First – our man on the moon
‘First’ is a story I wrote all the way back in February 2012 in response to a call for submissions for a brand new comedy podcast by John Rain. ‘An Occasional Theme’ brought together about eight to ten performers every fortnight all riffing on a certain topic. For the first edition, the theme was, quite appropriately, ‘First’.
My thoughts ran immediately to Neil Armstrong and the 1969 moon landings. What if, when he touched down, having delivered his botched speech, he discovered someone already sitting there? And what if that person were the purely fictional Mr Brown, nonchalently enjoying an apple. Well, he’d be furious, wouldn’t he?
I recorded the story, my first experience of doing so, and listened back. It needed somethig else. Then I recalled Chris Morris’s ‘Blue Jam’ series that was broadcast in the late 1990s on BBC Radio 1. In this programme, audio exchanges were mixed over the top of largely downtempo dance tracks. So, I dusted off my old copy of the Sonic Foundry Acid mixing software, cued up something by AFX and pitched it down to a less recognisable version.
The results are quite pleasing, giving my words a spacious, cosmic backdrop.
Listen to ‘First’
And read the story below
‘An Occasional Theme’ ran for one series in 2012 and, I think, fizzled out during its second. John Rain went on to create the now legendary Smershpod which provides an incredibly irreverent commentary for all your favourite films – starting off with James Bond, but now extending out to being extremely rude about all genres.

First
I perched on a dusty bank, chewed on an apple and watched their peculiar craft shake like a Bandito pencil topper. ‘That’s not going to keep the cold out later on,’ I thought. ‘There’s a fair nip to the lunar night round here.’ I took another bite of my apple.
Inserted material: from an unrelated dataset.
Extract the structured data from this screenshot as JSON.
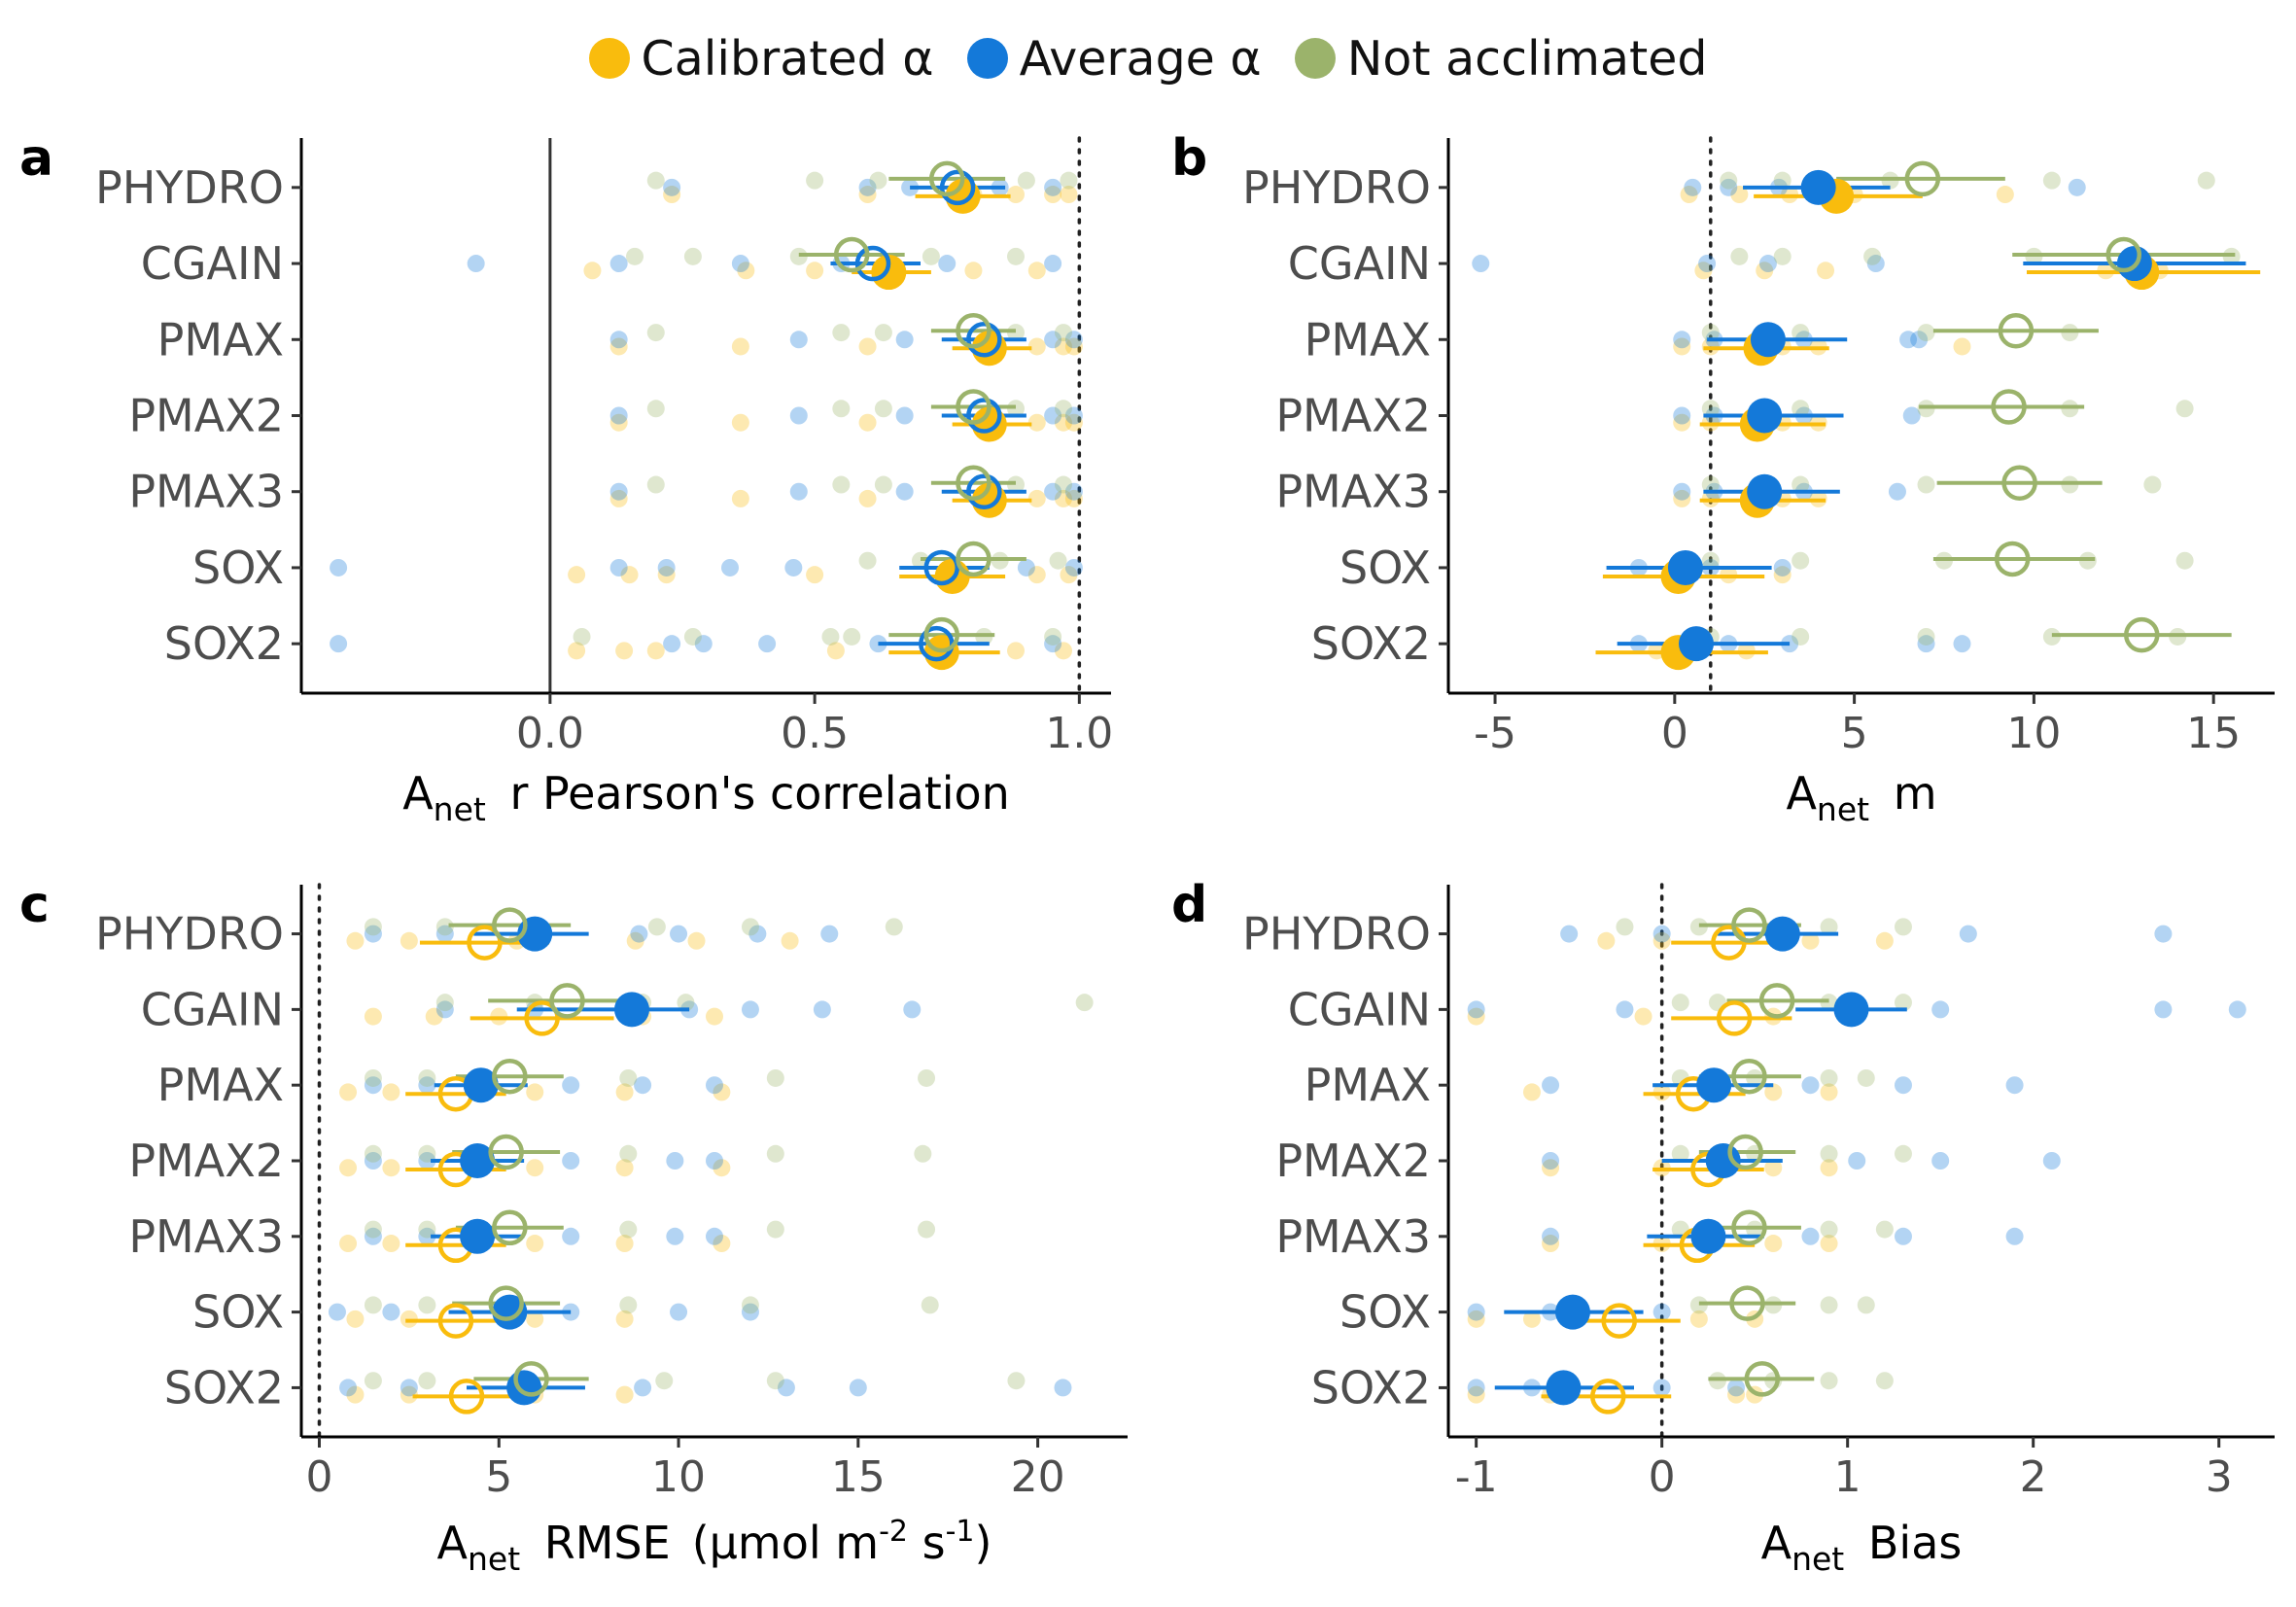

‘Hoi!’ I shouted. ‘What kind of cosmic spiv did you buy yon shonky craft from?’ There was no answer. The door was open but nobody seemed ready to come out yet. ‘Perhaps they’re having a wee coffee and enjoying the view?’ I thought.
Twenty minutes later, one guy did come out, bouncing around, probably drunk, but I paid the notion no mind. His speech wasn’t clear but I thought I could make it out.
‘That’s one small step for man, one giant leap for mankind.’
‘Are man and mankind no’ the same thing?’ I asked.
‘Good God man! Put your helmet on, you’ll die!’ he shouted back at me. I don’t think he realised I had been watching. What do I need a helmet for? I’m not planning on motorcycling, not this afternoon at any rate. ‘Wait a minute. Who exactly are you buddy? How did you get here? I’m supposed to be the first man to set foot on the moon.’
‘The first to do what?’
‘Walk on the moon.’ he sniped. ‘The great, glowing moon that man has only gazed at from earth for millennia.’ He seemed a tad melodramatic.
‘Och, away with ye. There’s been a wee flying bus from Falkirk station coming here for years. We’ve been coming here as a family since 1955. My wee boy is sick of it, all his friends are off to Mars again with that Thomas Cook lot.’
‘Pah! I don’t believe you. You’re a hallucination brought on by a lack of oxygen.’
‘Oh am I? Say, would you like one of these apples? Granny Smith. They grow extra large around here, must be something in the air.’ I held one of my apples out for him, but the man simply bounced off across the shimmering moonsand towards the cash and carry.